America’s global leadership was built not only on military capability but on innovation, openness, and cooperation. These qualities attracted foreign talent, fostered industries, and earned respect. An overreliance on military dominance risks eroding those advantages.

By prioritizing military strength over internal renewal, the nation weakens the foundation it seeks to defend.

A recalibration is possible. Even with reductions, the United States would retain capabilities exceeding those of any rival. Resources could be redirected toward education, scientific research, infrastructure, and public health. Such investments strengthen resilience, expand opportunity, and enhance long-term security and economic strength.

True strength is not measured by the size of arsenals. It is reflected in the health of a population, the vitality of an economy, and the creativity of a society. These are the enduring sources of stability in a complex and rapidly changing world.

The United States still faces a defining choice: continue prioritizing the instruments of war, or invest in the foundations of prosperity. The gravest danger may not be an external adversary, but the gradual erosion that follows when priorities drift out of balance. A nation that equates security with spending risks discovering too late that it has weakened itself.
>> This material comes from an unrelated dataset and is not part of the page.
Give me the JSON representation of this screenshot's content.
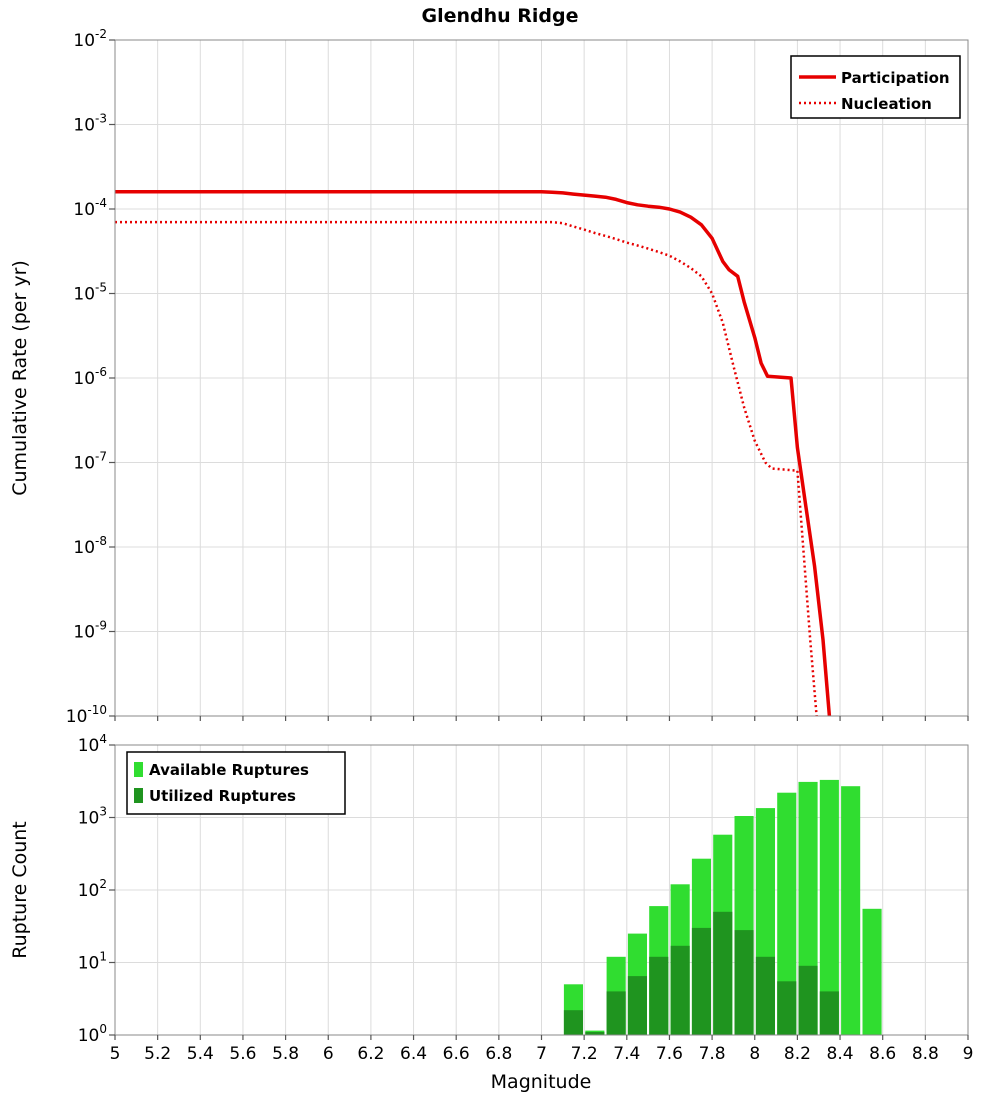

Strength ultimately resides not in what a country builds to defend itself, but in what it builds to sustain and advance the lives of its people. A nation that invests primarily in destruction will, over time, find its capacity to build, innovate, and lead diminished by its own choices and misplaced priorities.

Van Abbott is a long-time resident of Alaska and California. He has held financial management positions in government and private organizations, and is now a full-time opinion writer. He served in the late 1960s in the Peace Corps as a teacher.